Kelen: A gente tem que voltar pro acampamento. Lá tem muita coisa pra fazer. Judith: Foi muito bom conhecer vocês!

Wendel: Pra gente também. Aguyje. Kelen: Aguyje.

Paulinho: A o quê?

Pâmela: Aguyje. Em guarani, é tipo assim... uma coisa perfeita. Kelen: Mas pode entender também como obrigada.

Judith: Guarani? Nunca ouvi falar! É tipo inglês? Paulinho: Guarani é coisa de índio. Vocês são índios?

Wendel: (orgulhoso) O pai fala que nós somos árajeguaka76 - enfeites do universo.

Judith e Paulinho riem.

Pâmela: Do que vocês estão rindo? Kelen: Vocês tão rindo da gente?

Os dois ficam sérios. Pausa.

Judith: Desculpa, não foi por mal. Paulinho: Vocês são índios mesmo? Wendel: Como assim?

Judith: É que vocês não têm cocar, e nem saia de índio com penas! Pâmela: E por que eu tenho que vestir isso?

Paulinho: Porque isso que é roupa de índio!

Judith: Por que vocês não pintam o rosto e nem usam arco-e-flecha, que nem nos livros da escola?

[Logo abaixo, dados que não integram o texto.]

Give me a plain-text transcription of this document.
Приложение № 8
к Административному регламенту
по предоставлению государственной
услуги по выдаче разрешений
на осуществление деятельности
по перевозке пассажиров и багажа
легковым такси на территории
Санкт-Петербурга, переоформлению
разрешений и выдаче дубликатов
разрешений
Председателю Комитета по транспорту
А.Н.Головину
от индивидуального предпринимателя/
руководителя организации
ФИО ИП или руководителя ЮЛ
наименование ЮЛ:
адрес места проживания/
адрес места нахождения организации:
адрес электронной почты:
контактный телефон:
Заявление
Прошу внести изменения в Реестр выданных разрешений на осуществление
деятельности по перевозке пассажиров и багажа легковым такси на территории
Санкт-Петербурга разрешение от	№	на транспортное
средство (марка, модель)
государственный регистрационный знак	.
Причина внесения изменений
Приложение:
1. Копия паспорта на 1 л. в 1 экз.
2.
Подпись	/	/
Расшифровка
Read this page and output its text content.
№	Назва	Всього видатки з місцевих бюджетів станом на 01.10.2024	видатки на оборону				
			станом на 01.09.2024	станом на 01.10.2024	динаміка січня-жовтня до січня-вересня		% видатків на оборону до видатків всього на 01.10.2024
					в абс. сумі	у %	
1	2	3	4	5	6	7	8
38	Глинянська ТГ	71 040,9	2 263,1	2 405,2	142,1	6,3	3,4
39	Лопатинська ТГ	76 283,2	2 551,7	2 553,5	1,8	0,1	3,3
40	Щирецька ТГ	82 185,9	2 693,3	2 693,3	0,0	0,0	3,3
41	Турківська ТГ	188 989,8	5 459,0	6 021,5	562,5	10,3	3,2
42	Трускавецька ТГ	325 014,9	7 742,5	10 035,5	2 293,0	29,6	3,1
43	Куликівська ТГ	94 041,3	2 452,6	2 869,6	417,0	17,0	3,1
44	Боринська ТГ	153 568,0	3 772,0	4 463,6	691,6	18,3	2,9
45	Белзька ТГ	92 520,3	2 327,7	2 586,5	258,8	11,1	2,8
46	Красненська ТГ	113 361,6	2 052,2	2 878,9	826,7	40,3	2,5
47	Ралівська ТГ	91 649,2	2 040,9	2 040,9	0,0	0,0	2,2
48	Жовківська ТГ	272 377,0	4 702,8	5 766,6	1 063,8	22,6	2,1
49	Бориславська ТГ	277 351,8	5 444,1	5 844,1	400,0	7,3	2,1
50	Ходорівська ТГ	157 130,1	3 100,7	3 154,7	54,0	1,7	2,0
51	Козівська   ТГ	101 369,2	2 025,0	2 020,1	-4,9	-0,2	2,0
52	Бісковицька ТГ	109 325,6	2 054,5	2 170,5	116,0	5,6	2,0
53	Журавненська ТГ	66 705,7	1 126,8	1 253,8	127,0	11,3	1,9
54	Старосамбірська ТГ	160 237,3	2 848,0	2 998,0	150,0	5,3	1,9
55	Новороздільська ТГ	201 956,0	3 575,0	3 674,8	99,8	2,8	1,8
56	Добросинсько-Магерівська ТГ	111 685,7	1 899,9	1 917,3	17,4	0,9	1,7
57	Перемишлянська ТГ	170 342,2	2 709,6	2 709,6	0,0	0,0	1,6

Pâmela: Sua boba! Você não sabe de nada! Wendel: Vamos embora, gente! (eles saem) Kellen:Jaha77.

Pâmela:(saindo)Mitãkuña’ivaí78!

Judith: Espera! (pequena pausa) Puxa, Paulinho, acho que eles ficaram chateados com a gente...

Paulinho: Chateados por quê?

Pausa

Judith: E a gente também ficou falando o que eles tinham que fazer, como tinham que se vestir... (pausa) QUE HORRÍVEL!!!! A gente fez com eles igual fazem comigo!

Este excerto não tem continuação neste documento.